Industri perbankan merupakan suatu industri yang bersifat capital intensive, sangat
berbeda dengan industri lainnya yang bersifat skill intensive seperti indutri information
technology (IT) atau industri yang bersifat labour intensive seperti pabrik. Industri perbankan
yang bersifat capital intensive tersebut merupakan sesuatu yang logis karena bank harus
mengelola dana masyarakat dengan segala macam risikonya, sehingga bank tentunya harus
memiliki kapasitas dan kemampuan yang memadai untuk menanggung kerugian yang timbul
dari risiko-risiko yang muncul. Untuk itu, permodalan bank sebagai “buffer” dari risiko yang
dihadapi oleh bank harus diperkuat dan terus ditingkatkan sejalan dengan besarnya risiko
yang dihadapi oleh masing-masing bank.

Dari hasil studi empiris diketahui bahwa bank dapat melakukan kegiatan secara
efisien apabila memiliki kisaran aset sekitar US$2 miliar sampai dengan US$10 miliar.
Sedangkan untuk mencapai total aset seperti pada kisaran tersebut, diperlukan modal sekitar
US$130 juta atau kurang lebih Rp1 triliun. Namun demikian, apabila jumlah modal Rp1
triliun tersebut diterapkan di Indonesia, maka banyak bank yang tidak mampu mencapainya.
Oleh karena itu batas minimum modal bank sebesar Rp100 miliar dinilai merupakan suatu
langkah yang realistis dengan melihat kondisi perbankan saat ini yang baru saja pulih dari
krisis.
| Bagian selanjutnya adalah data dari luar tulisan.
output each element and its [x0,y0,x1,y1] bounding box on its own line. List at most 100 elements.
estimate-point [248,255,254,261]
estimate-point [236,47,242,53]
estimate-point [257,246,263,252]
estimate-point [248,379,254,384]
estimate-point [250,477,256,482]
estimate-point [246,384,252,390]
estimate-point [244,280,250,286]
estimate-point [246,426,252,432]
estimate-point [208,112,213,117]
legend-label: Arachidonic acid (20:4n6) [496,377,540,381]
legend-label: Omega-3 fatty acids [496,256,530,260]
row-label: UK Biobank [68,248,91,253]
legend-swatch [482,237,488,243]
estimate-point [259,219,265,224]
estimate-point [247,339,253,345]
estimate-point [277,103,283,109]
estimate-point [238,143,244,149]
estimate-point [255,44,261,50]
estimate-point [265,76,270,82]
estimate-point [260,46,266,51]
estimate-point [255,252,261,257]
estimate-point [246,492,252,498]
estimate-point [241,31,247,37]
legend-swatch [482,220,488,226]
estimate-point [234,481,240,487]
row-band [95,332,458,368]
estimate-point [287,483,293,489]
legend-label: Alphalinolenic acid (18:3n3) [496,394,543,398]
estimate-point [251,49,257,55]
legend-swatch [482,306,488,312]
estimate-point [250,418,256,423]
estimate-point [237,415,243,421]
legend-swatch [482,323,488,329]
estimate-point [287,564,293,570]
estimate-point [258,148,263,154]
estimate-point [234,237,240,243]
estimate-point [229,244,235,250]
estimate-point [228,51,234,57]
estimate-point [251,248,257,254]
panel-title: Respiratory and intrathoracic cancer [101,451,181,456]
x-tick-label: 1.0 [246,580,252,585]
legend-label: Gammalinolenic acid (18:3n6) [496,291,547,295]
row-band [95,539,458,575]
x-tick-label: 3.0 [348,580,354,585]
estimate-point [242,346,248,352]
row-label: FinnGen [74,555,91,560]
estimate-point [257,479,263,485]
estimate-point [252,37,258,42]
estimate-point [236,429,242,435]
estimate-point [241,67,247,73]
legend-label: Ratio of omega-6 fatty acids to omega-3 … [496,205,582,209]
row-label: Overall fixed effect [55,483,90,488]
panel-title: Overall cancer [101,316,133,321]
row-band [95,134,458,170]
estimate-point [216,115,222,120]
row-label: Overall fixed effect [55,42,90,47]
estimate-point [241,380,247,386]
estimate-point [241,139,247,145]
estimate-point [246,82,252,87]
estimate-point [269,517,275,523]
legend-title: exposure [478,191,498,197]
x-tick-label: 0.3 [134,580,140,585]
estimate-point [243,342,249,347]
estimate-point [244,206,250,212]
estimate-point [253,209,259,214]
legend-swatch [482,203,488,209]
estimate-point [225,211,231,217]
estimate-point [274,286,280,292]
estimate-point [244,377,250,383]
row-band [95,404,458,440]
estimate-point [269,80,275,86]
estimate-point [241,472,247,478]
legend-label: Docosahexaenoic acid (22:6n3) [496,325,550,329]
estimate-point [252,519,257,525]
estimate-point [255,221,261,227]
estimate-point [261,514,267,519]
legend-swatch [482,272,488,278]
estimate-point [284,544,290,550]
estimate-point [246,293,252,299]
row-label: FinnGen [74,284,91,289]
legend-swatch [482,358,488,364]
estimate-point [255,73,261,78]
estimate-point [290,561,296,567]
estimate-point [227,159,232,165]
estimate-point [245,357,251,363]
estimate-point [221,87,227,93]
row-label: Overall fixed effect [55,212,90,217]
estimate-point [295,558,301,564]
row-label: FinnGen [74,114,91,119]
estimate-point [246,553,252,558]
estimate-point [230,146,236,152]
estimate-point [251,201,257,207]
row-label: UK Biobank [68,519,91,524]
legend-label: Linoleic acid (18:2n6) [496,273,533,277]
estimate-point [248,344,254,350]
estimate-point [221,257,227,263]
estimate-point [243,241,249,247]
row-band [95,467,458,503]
Penetapan modal minimum Rp100 miliar tersebut juga telah memperhatikan
kemampuan bank-bank di Indonesia untuk mencapainya serta mempertimbangkan potensi
pertumbuhan yang kemungkinan terjadi dalam jangka panjang.

Cara pencapaian

Ketentuan modal minimum Rp100 miliar mulai berlaku pada tanggal 1 Januari 2011,
sehingga bank-bank yang memiliki modal dibawah Rp100 miliar masih memiliki waktu
kurang lebih tujuh tahun untuk mencapainya. Bank-bank yang memiliki modal dibawah
Rp100 miliar tidak perlu panik karena apabila mereka tidak bisa mencapai target pada tahun
2011 nanti, bank-bank tersebut tidak akan dilikuidasi atau ditutup melainkan akan menjadi
bank dengan kegiatan terbatas (downgrade). Oleh karena itu, bank-bank yang bermodal
6

dibawah Rp100 miliar sudah harus membenahi struktur permodalannya. Ada berbagai cara
untuk mencapainya, apakah itu dengan melakukan merger dengan bank lain, menambah
setoran modal, mencari partner baru yang dapat menyuntikkan modal tambahan, menerbitkan
sub ordinated loan,maupun cara-cara lainnya. Bagi bank-bank yang masih memiliki modal
dibawah Rp100 miliar harus membuat rangkaian kegiatan serta tahapan-tahapan yang
terencana untuk mencapai target tersebut. Rencana pencapaian tersebut sudah harus dimulai
di dalam penyusunan business plan bank-bank untuk tahun 2004-2005 yang saat ini sedang
dibuat ataupun dengan membuat rencana jangka panjang (7 tahun) mengenai tahapan
pencapaian modal baru sebesar Rp100 miliar.